Best-fit models for each individual fatty acid. Using the nonesterified fatty acid (NEFA) minimal models (MM), data for each individual fatty acid were normalized to baseline and are reported as fraction of baseline. Calculated stearic acid (SA) values from the NEFA MM are shown here, although acceptable model convergence could not be achieved. Values shown are visually representative of the SA data. A: for optimally healthy control (OptHC) subjects, the best-fit model was different from the total for all fatty acids. Suppression of palmitic acid (PA) and oleic acid (OA) was greater, and suppression of SA and myristic acid (MA) was lower compared with total NEFA. B: in metabolic syndrome (MetSyn) subjects, individual fatty acid response was closer to the total NEFA response. Data represented here are geometric mean data from MetSyn and OptHC groups (MetSyn n = 7; OptHC n = 8).

Fig. 4.

Fatty acid composition of nonesterified fatty acid (NEFA) fraction changes with time following glucose challenge. A: %suppression of each fatty acid was reduced in in metabolic syndrome (MetSyn); suppression of myristic acid (MA; blue) was lower than all other fatty acids using Tukey post hoc analysis. H, optimally healthy; M, metabolic syndrome. ^A,BGroups with different letters are statistically different from each other.
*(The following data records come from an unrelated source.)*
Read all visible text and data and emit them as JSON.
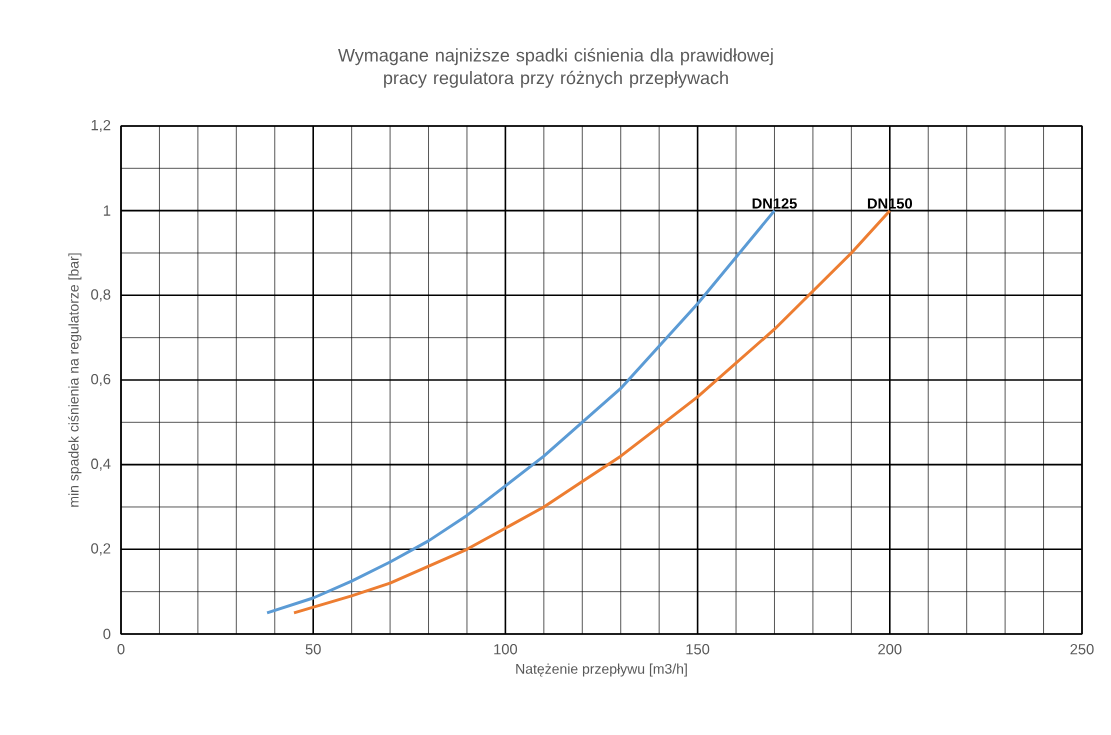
{
  "chart_data": {
    "type": "line",
    "title": "Wymagane najniższe spadki ciśnienia dla prawidłowej pracy regulatora przy różnych przepływach",
    "xlabel": "Natężenie przepływu [m3/h]",
    "ylabel": "min spadek ciśnienia na regulatorze [bar]",
    "series": [
      {
        "name": "DN125",
        "color": "#5b9bd5",
        "x": [
          38,
          50,
          60,
          70,
          80,
          90,
          100,
          110,
          120,
          130,
          140,
          150,
          160,
          170
        ],
        "values": [
          0.05,
          0.085,
          0.125,
          0.17,
          0.22,
          0.28,
          0.35,
          0.42,
          0.5,
          0.58,
          0.68,
          0.78,
          0.89,
          1.0
        ]
      },
      {
        "name": "DN150",
        "color": "#ed7d31",
        "x": [
          45,
          60,
          70,
          80,
          90,
          100,
          110,
          120,
          130,
          140,
          150,
          160,
          170,
          180,
          190,
          200
        ],
        "values": [
          0.05,
          0.09,
          0.12,
          0.16,
          0.2,
          0.25,
          0.3,
          0.36,
          0.42,
          0.49,
          0.56,
          0.64,
          0.72,
          0.81,
          0.9,
          1.0
        ]
      }
    ],
    "xlim": [
      0,
      250
    ],
    "ylim": [
      0,
      1.2
    ],
    "xticks": [
      0,
      50,
      100,
      150,
      200,
      250
    ],
    "yticks": [
      0,
      {
        "value": 0.2,
        "label": "0,2"
      },
      {
        "value": 0.4,
        "label": "0,4"
      },
      {
        "value": 0.6,
        "label": "0,6"
      },
      {
        "value": 0.8,
        "label": "0,8"
      },
      1,
      {
        "value": 1.2,
        "label": "1,2"
      }
    ],
    "grid": true,
    "legend": false,
    "marker": "none",
    "line_style": "solid"
  }
}
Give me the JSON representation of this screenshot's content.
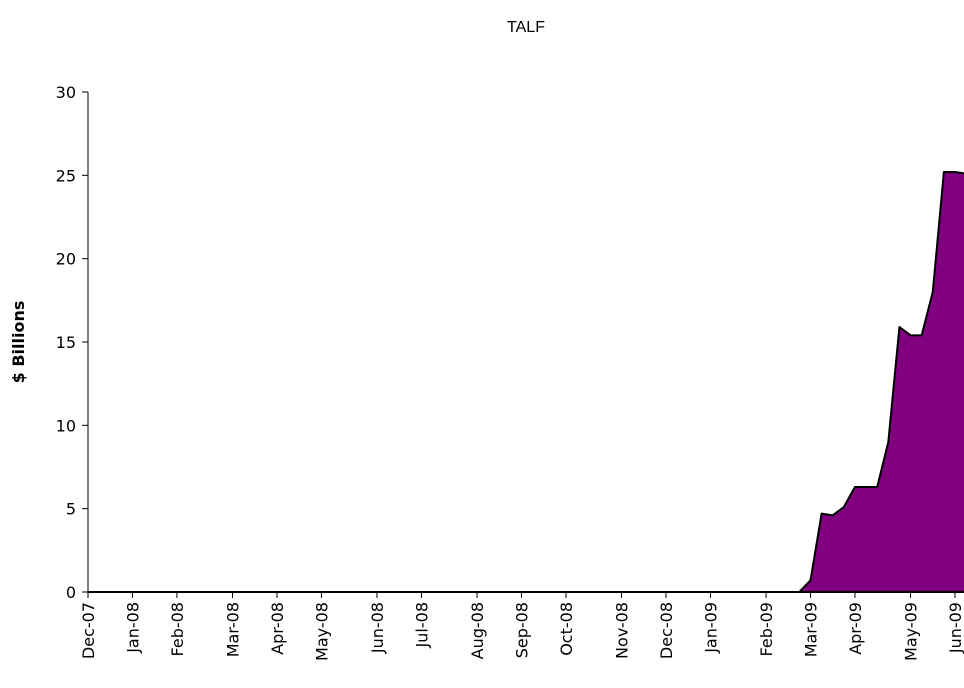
{
  "chart_data": {
    "type": "area",
    "title": "TALF",
    "ylabel": "$ Billions",
    "categories": [
      "Dec-07",
      null,
      null,
      null,
      "Jan-08",
      null,
      null,
      null,
      "Feb-08",
      null,
      null,
      null,
      null,
      "Mar-08",
      null,
      null,
      null,
      "Apr-08",
      null,
      null,
      null,
      "May-08",
      null,
      null,
      null,
      null,
      "Jun-08",
      null,
      null,
      null,
      "Jul-08",
      null,
      null,
      null,
      null,
      "Aug-08",
      null,
      null,
      null,
      "Sep-08",
      null,
      null,
      null,
      "Oct-08",
      null,
      null,
      null,
      null,
      "Nov-08",
      null,
      null,
      null,
      "Dec-08",
      null,
      null,
      null,
      "Jan-09",
      null,
      null,
      null,
      null,
      "Feb-09",
      null,
      null,
      null,
      "Mar-09",
      null,
      null,
      null,
      "Apr-09",
      null,
      null,
      null,
      null,
      "May-09",
      null,
      null,
      null,
      "Jun-09",
      null
    ],
    "values": [
      0,
      0,
      0,
      0,
      0,
      0,
      0,
      0,
      0,
      0,
      0,
      0,
      0,
      0,
      0,
      0,
      0,
      0,
      0,
      0,
      0,
      0,
      0,
      0,
      0,
      0,
      0,
      0,
      0,
      0,
      0,
      0,
      0,
      0,
      0,
      0,
      0,
      0,
      0,
      0,
      0,
      0,
      0,
      0,
      0,
      0,
      0,
      0,
      0,
      0,
      0,
      0,
      0,
      0,
      0,
      0,
      0,
      0,
      0,
      0,
      0,
      0,
      0,
      0,
      0,
      0.7,
      4.7,
      4.6,
      5.1,
      6.3,
      6.3,
      6.3,
      9.0,
      15.9,
      15.4,
      15.4,
      18.0,
      25.2,
      25.2,
      25.1
    ],
    "color": "#800080",
    "ylim": [
      0,
      30
    ],
    "yticks": [
      0,
      5,
      10,
      15,
      20,
      25,
      30
    ],
    "grid": false
  }
}
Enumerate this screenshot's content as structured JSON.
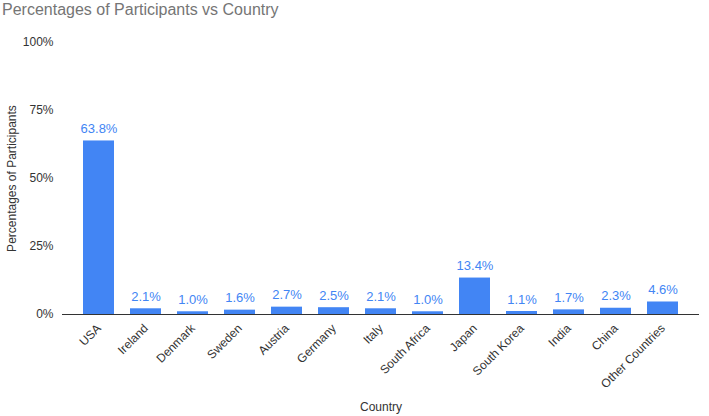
{
  "chart_data": {
    "type": "bar",
    "title": "Percentages of Participants vs Country",
    "x_label": "Country",
    "y_label": "Percentages of Participants",
    "categories": [
      "USA",
      "Ireland",
      "Denmark",
      "Sweden",
      "Austria",
      "Germany",
      "Italy",
      "South Africa",
      "Japan",
      "South Korea",
      "India",
      "China",
      "Other Countries"
    ],
    "values": [
      63.8,
      2.1,
      1.0,
      1.6,
      2.7,
      2.5,
      2.1,
      1.0,
      13.4,
      1.1,
      1.7,
      2.3,
      4.6
    ],
    "value_labels": [
      "63.8%",
      "2.1%",
      "1.0%",
      "1.6%",
      "2.7%",
      "2.5%",
      "2.1%",
      "1.0%",
      "13.4%",
      "1.1%",
      "1.7%",
      "2.3%",
      "4.6%"
    ],
    "color": "#4285f4",
    "ylim": [
      0,
      100
    ],
    "yticks": [
      {
        "value": 0,
        "label": "0%"
      },
      {
        "value": 25,
        "label": "25%"
      },
      {
        "value": 50,
        "label": "50%"
      },
      {
        "value": 75,
        "label": "75%"
      },
      {
        "value": 100,
        "label": "100%"
      }
    ],
    "grid": false,
    "data_labels": true
  }
}
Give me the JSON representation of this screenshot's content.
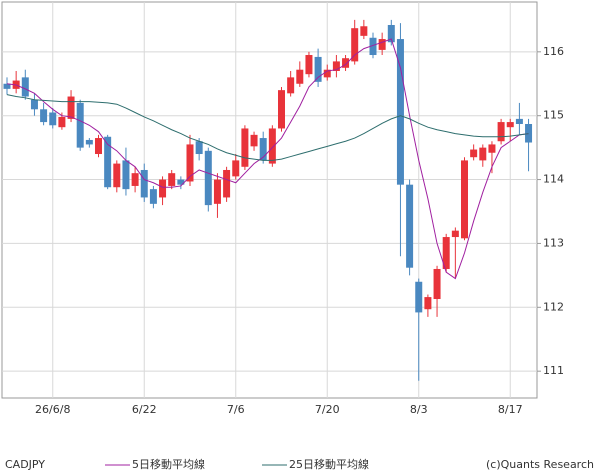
{
  "chart_data": {
    "type": "candlestick",
    "title": "CADJPY",
    "credit": "(c)Quants Research",
    "categories": [
      null,
      null,
      null,
      null,
      null,
      "26/6/8",
      null,
      null,
      null,
      null,
      null,
      null,
      null,
      null,
      null,
      "6/22",
      null,
      null,
      null,
      null,
      null,
      null,
      null,
      null,
      null,
      "7/6",
      null,
      null,
      null,
      null,
      null,
      null,
      null,
      null,
      null,
      "7/20",
      null,
      null,
      null,
      null,
      null,
      null,
      null,
      null,
      null,
      "8/3",
      null,
      null,
      null,
      null,
      null,
      null,
      null,
      null,
      null,
      "8/17",
      null,
      null
    ],
    "open": [
      115.5,
      115.42,
      115.6,
      115.25,
      115.1,
      115.05,
      114.82,
      114.95,
      115.2,
      114.62,
      114.4,
      114.67,
      113.88,
      114.3,
      113.9,
      114.15,
      113.85,
      113.72,
      113.9,
      114.0,
      113.97,
      114.6,
      114.45,
      113.62,
      113.72,
      114.05,
      114.2,
      114.52,
      114.65,
      114.25,
      114.8,
      115.35,
      115.5,
      115.65,
      115.92,
      115.6,
      115.7,
      115.75,
      115.85,
      116.25,
      116.22,
      116.03,
      116.42,
      116.2,
      113.92,
      112.4,
      111.97,
      112.13,
      112.6,
      113.1,
      113.08,
      114.35,
      114.3,
      114.42,
      114.6,
      114.82,
      114.95,
      114.87
    ],
    "high": [
      115.6,
      115.7,
      115.72,
      115.35,
      115.2,
      115.12,
      115.05,
      115.4,
      115.25,
      114.65,
      114.7,
      114.7,
      114.3,
      114.5,
      114.2,
      114.25,
      113.9,
      114.05,
      114.15,
      114.05,
      114.7,
      114.65,
      114.5,
      114.1,
      114.2,
      114.4,
      114.85,
      114.75,
      114.75,
      114.85,
      115.45,
      115.7,
      115.85,
      116.0,
      116.05,
      115.8,
      115.95,
      115.95,
      116.5,
      116.5,
      116.3,
      116.3,
      116.5,
      116.45,
      114.0,
      112.45,
      112.2,
      112.65,
      113.15,
      113.25,
      114.35,
      114.55,
      114.55,
      114.6,
      114.95,
      114.95,
      115.2,
      114.95
    ],
    "low": [
      115.33,
      115.35,
      115.25,
      115.0,
      114.85,
      114.8,
      114.78,
      114.9,
      114.45,
      114.5,
      114.35,
      113.85,
      113.8,
      113.75,
      113.8,
      113.65,
      113.55,
      113.6,
      113.85,
      113.85,
      113.9,
      114.3,
      113.5,
      113.4,
      113.65,
      114.0,
      114.15,
      114.45,
      114.25,
      114.2,
      114.75,
      115.3,
      115.45,
      115.6,
      115.45,
      115.55,
      115.6,
      115.7,
      115.8,
      116.2,
      115.9,
      115.95,
      116.1,
      112.8,
      112.5,
      110.85,
      111.85,
      111.85,
      112.55,
      112.45,
      113.05,
      114.3,
      114.2,
      114.1,
      114.55,
      114.6,
      114.7,
      114.13
    ],
    "close": [
      115.42,
      115.55,
      115.3,
      115.1,
      114.9,
      114.85,
      114.98,
      115.3,
      114.5,
      114.55,
      114.65,
      113.88,
      114.25,
      113.85,
      114.1,
      113.72,
      113.62,
      114.0,
      114.1,
      113.92,
      114.55,
      114.4,
      113.6,
      114.0,
      114.15,
      114.3,
      114.8,
      114.7,
      114.3,
      114.8,
      115.4,
      115.6,
      115.72,
      115.95,
      115.53,
      115.72,
      115.85,
      115.9,
      116.37,
      116.4,
      115.95,
      116.2,
      116.15,
      113.92,
      112.62,
      111.92,
      112.16,
      112.6,
      113.1,
      113.2,
      114.3,
      114.47,
      114.5,
      114.55,
      114.9,
      114.9,
      114.87,
      114.58
    ],
    "up_color": "#e8333a",
    "down_color": "#4a88c0",
    "lines": [
      {
        "name": "5日移動平均線",
        "color": "#a020a0",
        "values": [
          115.5,
          115.48,
          115.42,
          115.35,
          115.22,
          115.1,
          115.0,
          114.98,
          114.92,
          114.85,
          114.75,
          114.55,
          114.45,
          114.3,
          114.2,
          114.0,
          113.95,
          113.88,
          113.88,
          113.9,
          114.05,
          114.15,
          114.1,
          114.05,
          114.0,
          113.95,
          114.1,
          114.25,
          114.35,
          114.5,
          114.65,
          114.9,
          115.15,
          115.45,
          115.6,
          115.7,
          115.72,
          115.8,
          115.95,
          116.05,
          116.1,
          116.15,
          116.2,
          115.75,
          115.0,
          114.3,
          113.7,
          113.0,
          112.55,
          112.45,
          112.85,
          113.35,
          113.8,
          114.2,
          114.5,
          114.6,
          114.7,
          114.72
        ]
      },
      {
        "name": "25日移動平均線",
        "color": "#2e6e6e",
        "values": [
          115.33,
          115.3,
          115.28,
          115.25,
          115.24,
          115.23,
          115.22,
          115.22,
          115.22,
          115.22,
          115.21,
          115.2,
          115.18,
          115.12,
          115.05,
          114.98,
          114.92,
          114.85,
          114.78,
          114.72,
          114.65,
          114.6,
          114.55,
          114.48,
          114.42,
          114.38,
          114.34,
          114.32,
          114.3,
          114.3,
          114.32,
          114.36,
          114.4,
          114.44,
          114.48,
          114.52,
          114.56,
          114.6,
          114.65,
          114.72,
          114.8,
          114.88,
          114.95,
          115.0,
          114.95,
          114.88,
          114.82,
          114.78,
          114.75,
          114.72,
          114.7,
          114.68,
          114.67,
          114.67,
          114.67,
          114.68,
          114.7,
          114.72
        ]
      }
    ],
    "ylim": [
      110.58,
      116.78
    ],
    "yticks": [
      111,
      112,
      113,
      114,
      115,
      116
    ],
    "grid": true
  }
}
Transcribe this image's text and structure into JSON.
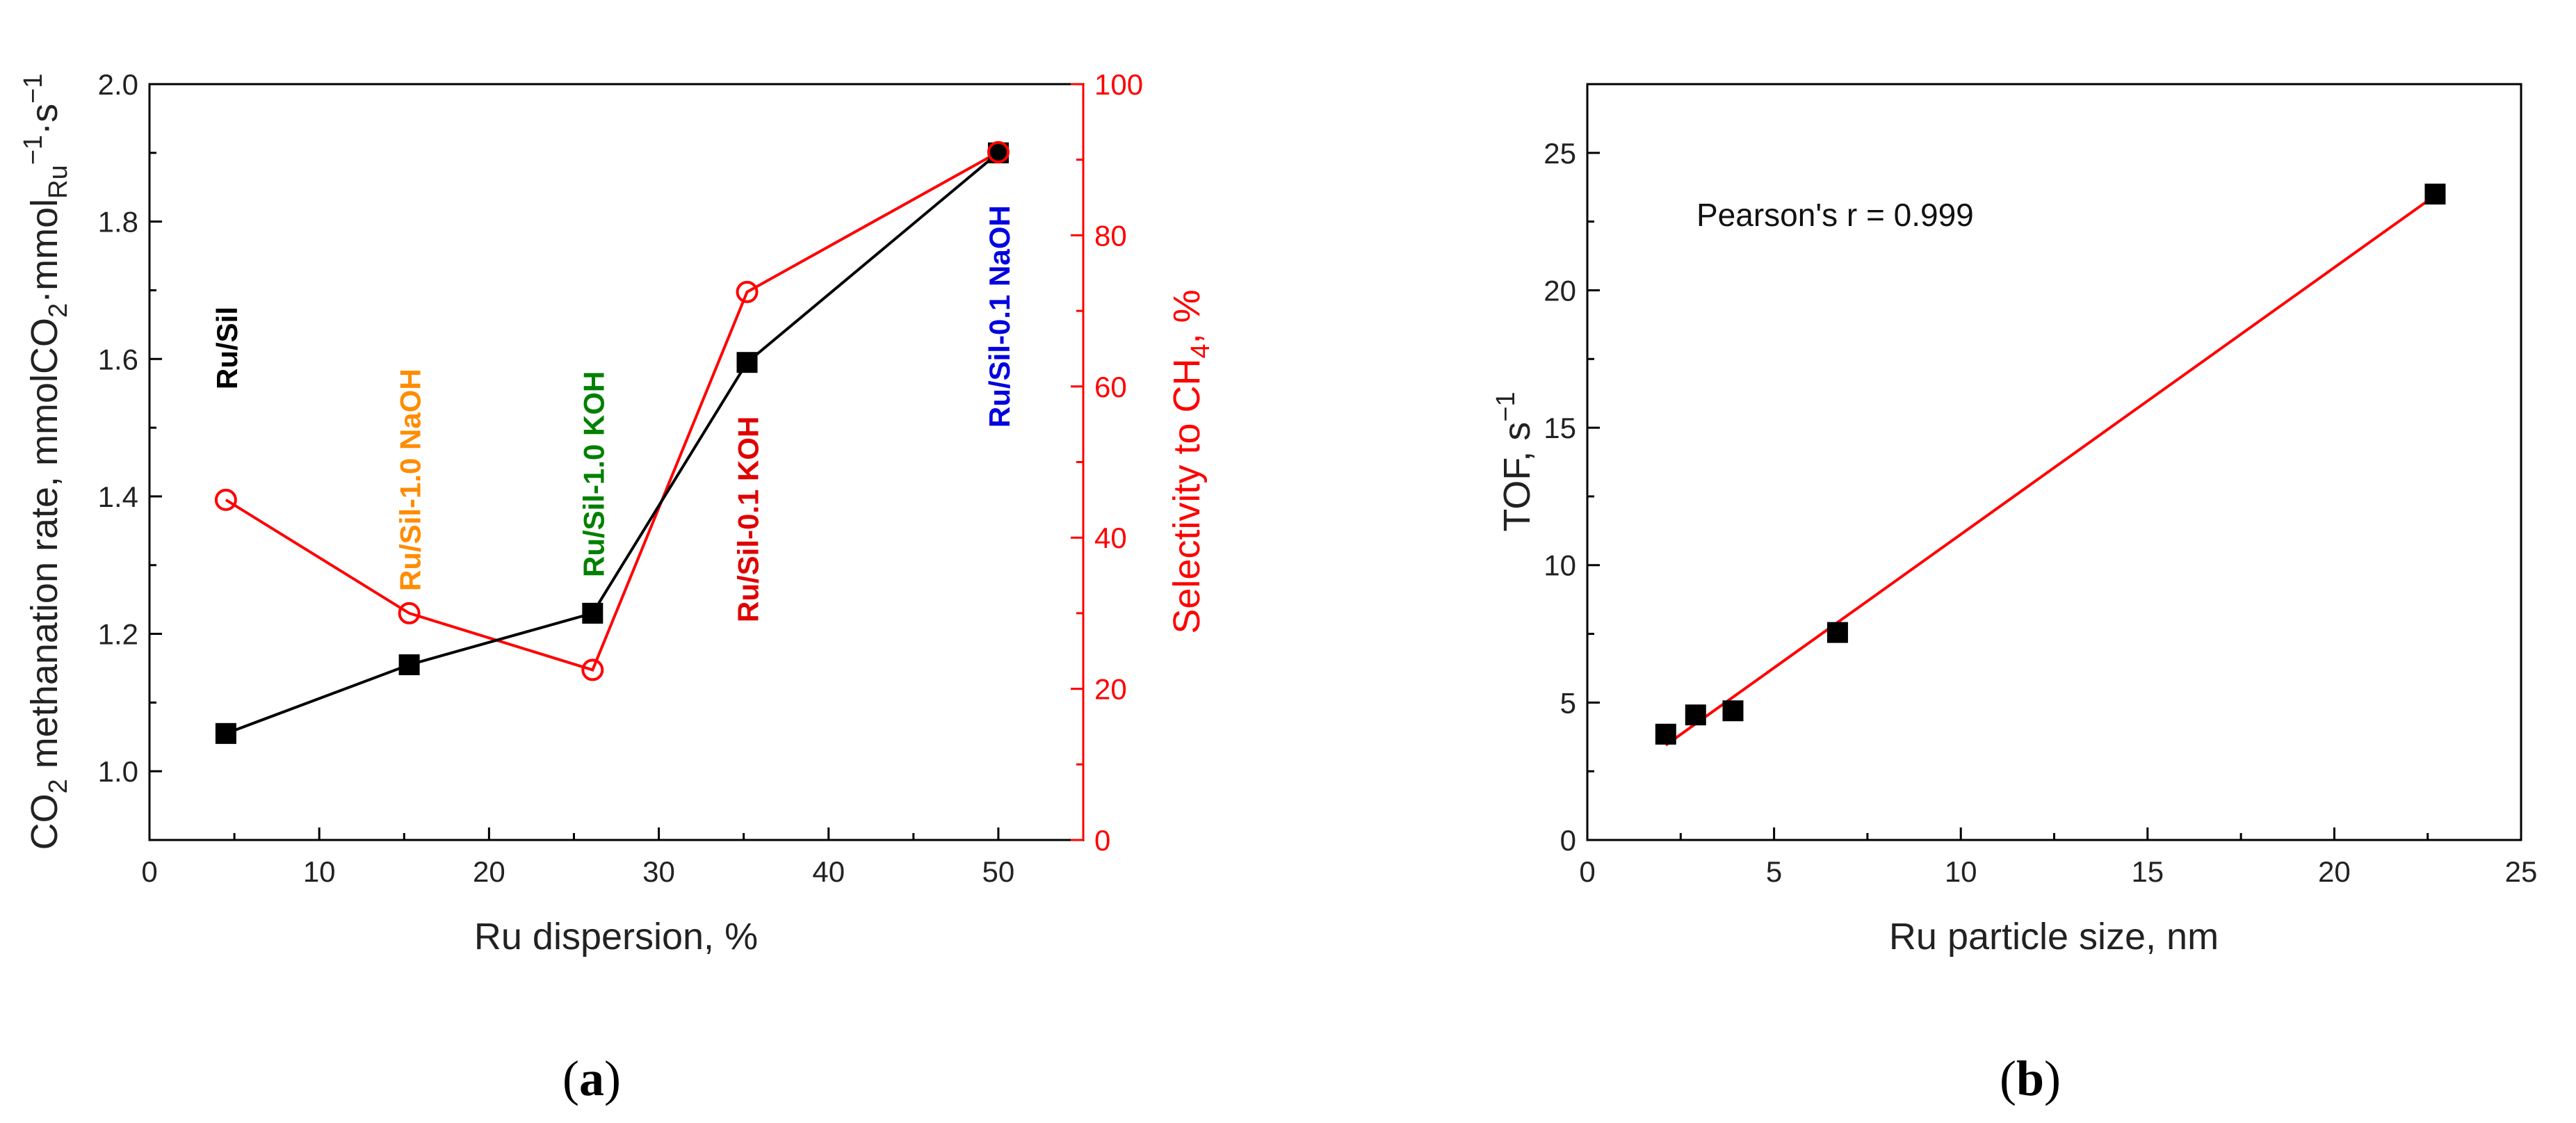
{
  "chart_data": [
    {
      "panel_label": "(a)",
      "type": "line",
      "xlabel": "Ru dispersion, %",
      "ylabel_left": "CO2 methanation rate, mmolCO2·mmolRu−1·s−1",
      "ylabel_right": "Selectivity to CH4, %",
      "xlim": [
        0,
        55
      ],
      "ylim_left": [
        0.9,
        2.0
      ],
      "ylim_right": [
        0,
        100
      ],
      "x_ticks": [
        0,
        10,
        20,
        30,
        40,
        50
      ],
      "y_left_ticks": [
        1.0,
        1.2,
        1.4,
        1.6,
        1.8,
        2.0
      ],
      "y_right_ticks": [
        0,
        20,
        40,
        60,
        80,
        100
      ],
      "colors": {
        "rate": "#000000",
        "selectivity": "#ff0000",
        "axis_right": "#ff0000"
      },
      "series": [
        {
          "axis": "left",
          "marker": "filled-square",
          "x": [
            4.5,
            15.3,
            26.1,
            35.2,
            50.0
          ],
          "values": [
            1.055,
            1.155,
            1.23,
            1.595,
            1.9
          ]
        },
        {
          "axis": "right",
          "marker": "open-circle",
          "x": [
            4.5,
            15.3,
            26.1,
            35.2,
            50.0
          ],
          "values": [
            45,
            30,
            22.5,
            72.5,
            91
          ]
        }
      ],
      "sample_labels": [
        {
          "text": "Ru/Sil",
          "x": 4.5,
          "color": "#000000"
        },
        {
          "text": "Ru/Sil-1.0 NaOH",
          "x": 15.3,
          "color": "#ff8c00"
        },
        {
          "text": "Ru/Sil-1.0 KOH",
          "x": 26.1,
          "color": "#008000"
        },
        {
          "text": "Ru/Sil-0.1 KOH",
          "x": 35.2,
          "color": "#e00000"
        },
        {
          "text": "Ru/Sil-0.1 NaOH",
          "x": 50.0,
          "color": "#0000e0"
        }
      ]
    },
    {
      "panel_label": "(b)",
      "type": "scatter",
      "xlabel": "Ru particle size, nm",
      "ylabel": "TOF, s−1",
      "xlim": [
        0,
        25
      ],
      "ylim": [
        0,
        27.5
      ],
      "x_ticks": [
        0,
        5,
        10,
        15,
        20,
        25
      ],
      "y_ticks": [
        0,
        5,
        10,
        15,
        20,
        25
      ],
      "annotation": "Pearson's r = 0.999",
      "colors": {
        "points": "#000000",
        "fit": "#ff0000"
      },
      "points": {
        "x": [
          2.1,
          2.9,
          3.9,
          6.7,
          22.7
        ],
        "y": [
          3.85,
          4.55,
          4.7,
          7.55,
          23.5
        ]
      },
      "fit": {
        "x": [
          2.1,
          22.7
        ],
        "y": [
          3.45,
          23.45
        ]
      }
    }
  ]
}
B: changes in fatty acid %total are most pronounced in optimally healthy control (OptHC) subjects at 50–60 min and then return to baseline. Stearic acid (SA; green) increases as %total, whereas oleic acid (OA; orange) and palmitic acid (PA; brown) decrease. C: MA and SA increase and PA and OA decrease as %total NEFA at 50 min following glucose challenge in OptHC subjects. However, MA and PA do not change in MetSyn subjects. Differences were tested by repeated-measures ANOVA, adjusted for age and sex and considered significant at P < 0.05. *%Suppression was significantly different in optimally healthy (OH) compared with metabolic syndrome (MS) subjects.